JavaFX on iOS and Android - are we there yet?
Richard Bair
richard.bair at oracle.com
Mon Oct 21 15:11:39 PDT 2013
> Personally I feel we *have* to go with the "layering" approach as I don't believe look-and-feel emulation will ever give a true native experience (as outlined in my 6 Degrees post).
>
> Has *any* work been done on this layering?
No there hasn't been.
> Are there other products on iOS for example that utilise a similar layering approach that we might be able to learn from? Maybe on other platforms?
The idea is used by Safari for handling web + plugin mixing, which is a similar problem.
> Is any work being done on the graphics performance issues at the moment or is everyone tied up with getting JFX8 out the door?
Pretty much all hands on deck for JDK 8.
> I am willing to get involved with this layering development once I get my soon-to-be-released new MacPro ;-)
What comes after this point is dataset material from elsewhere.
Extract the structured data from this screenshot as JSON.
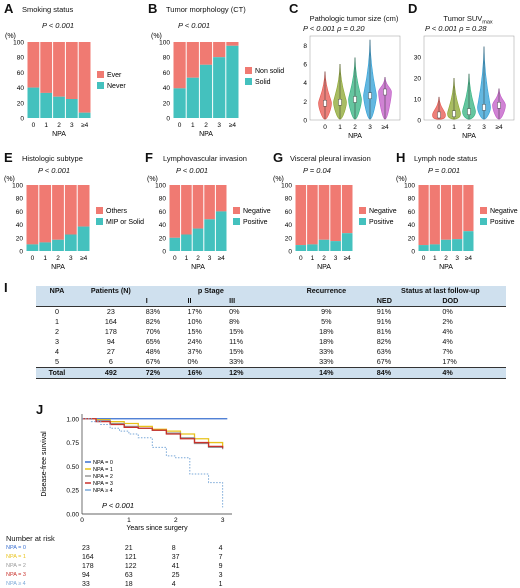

One thing you could start with is to get some bounds on the problem. Create a stock-n-standard Cocoa app and create as many CALayers as you can, and just see what happens to performance. This will give you some idea of how many native controls you could mix in. You might be able to do something like this as well: given GridPane with 20 controls followed by some more scene graph nodes, you could analyze the graph and notice that instead of 22 layers here (one behind, 20 controls, one above) you can get away with 3 since all the natives are on the same level. Its more complicated, but if you find that you cannot have more than a handful of layers and keep performance up, its your best bet.
Also, it would be worth looking at the other guys (like MonoTouch). I think they all fall in one of two camps: emulation, or thin-layer over native. We're proposing a combination of the two here, which might be unchartered territory on iOS.